La joven madre que recién había tenido un bebé lo dejó encargado con su mamá para viajar a una ciudad cercana. Ahí se encontró a un señor que la conocía. “¿Cómo te va, Florelita? -la saludó afectuosamente el señor-. Oí que tuviste un bebé”. “¡Dios mío! -se consternó ella-. ¿Hasta acá se oyó?”.

A través del cristal la enfermera le mostraba la bebita al orgulloso papá, que la miraba feliz en compañía de un compadre. “¡Mire, compadre! -decía emocionado el feliz padre-. ¡Qué carita preciosa, qué manitas, que ojitos! ¡Y mírele las pompitas, que lindas!”. “Sí -confirmó el compadre-. Ahora pídale que se acerque más, para ver a la bebita”.

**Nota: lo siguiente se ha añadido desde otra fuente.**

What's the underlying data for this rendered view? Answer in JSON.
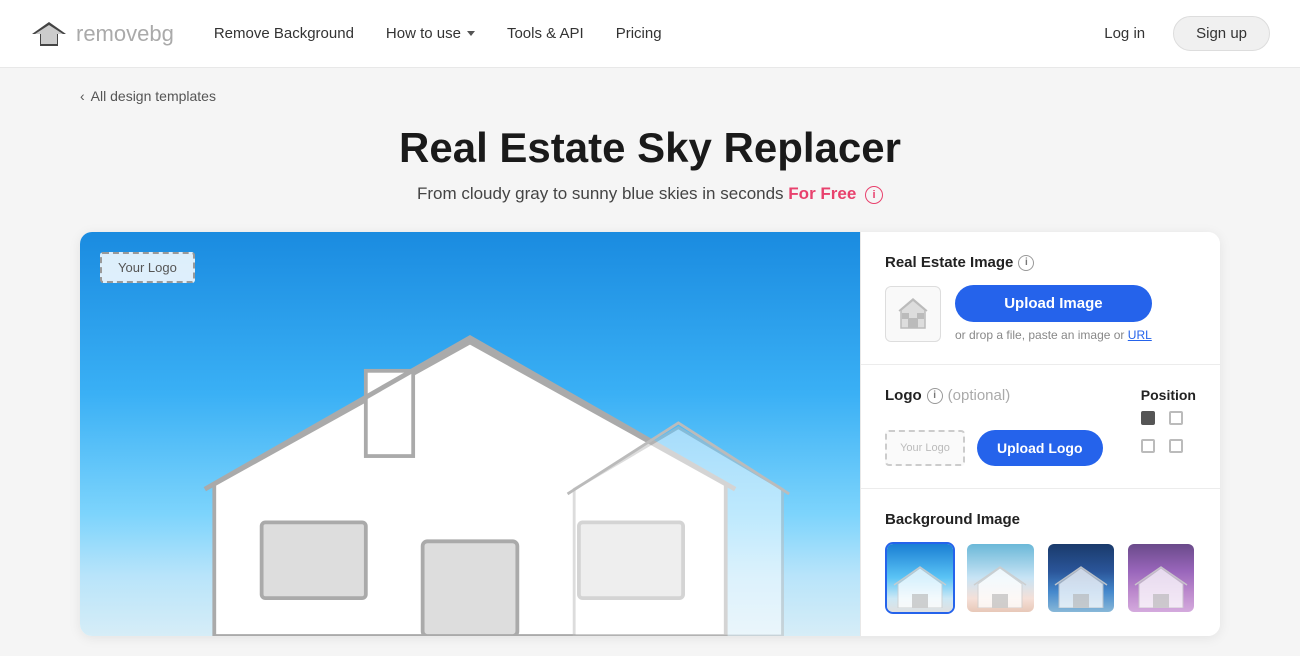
{
  "brand": {
    "name_dark": "remove",
    "name_light": "bg",
    "logo_alt": "removebg logo"
  },
  "navbar": {
    "remove_background_label": "Remove Background",
    "how_to_use_label": "How to use",
    "tools_api_label": "Tools & API",
    "pricing_label": "Pricing",
    "login_label": "Log in",
    "signup_label": "Sign up"
  },
  "breadcrumb": {
    "back_label": "All design templates"
  },
  "page": {
    "title": "Real Estate Sky Replacer",
    "subtitle": "From cloudy gray to sunny blue skies in seconds",
    "for_free_label": "For Free",
    "info_icon_label": "i"
  },
  "settings": {
    "real_estate_image_label": "Real Estate Image",
    "upload_image_label": "Upload Image",
    "drop_hint": "or drop a file, paste an image or",
    "url_label": "URL",
    "logo_label": "Logo",
    "optional_label": "(optional)",
    "position_label": "Position",
    "upload_logo_label": "Upload Logo",
    "logo_placeholder_text": "Your Logo",
    "background_image_label": "Background Image"
  },
  "preview": {
    "your_logo_text": "Your Logo"
  },
  "bg_images": [
    {
      "id": "bg1",
      "style": "blue-clear"
    },
    {
      "id": "bg2",
      "style": "light-clouds"
    },
    {
      "id": "bg3",
      "style": "dark-blue"
    },
    {
      "id": "bg4",
      "style": "purple-dusk"
    }
  ]
}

Pirulina consiguió que Babalucas, que es tan tonto, la llevara en su automóvil al Ensalivadero, solitario paraje al cual acudían las parejitas en trance de encendido amor. Ya ahí le habló con voz apasionada: “Baba, ¡dime palabras del corazón!”. Babalucas respondió: “Ventrículo. Aorta. Válvula mitral”. Los novios le pidieron al joven sacerdote: “Queremos que nos case”. “No puedo -respondió el sacerdote-. Me hice la promesa de que jamás oficiaré en ningún matrimonio”. “¿Por qué?” -inquirieron con asombro los novios-. Les explicó el curita: “En el seminario me enseñaron que no debo participar nunca en juegos de azar”. FIN.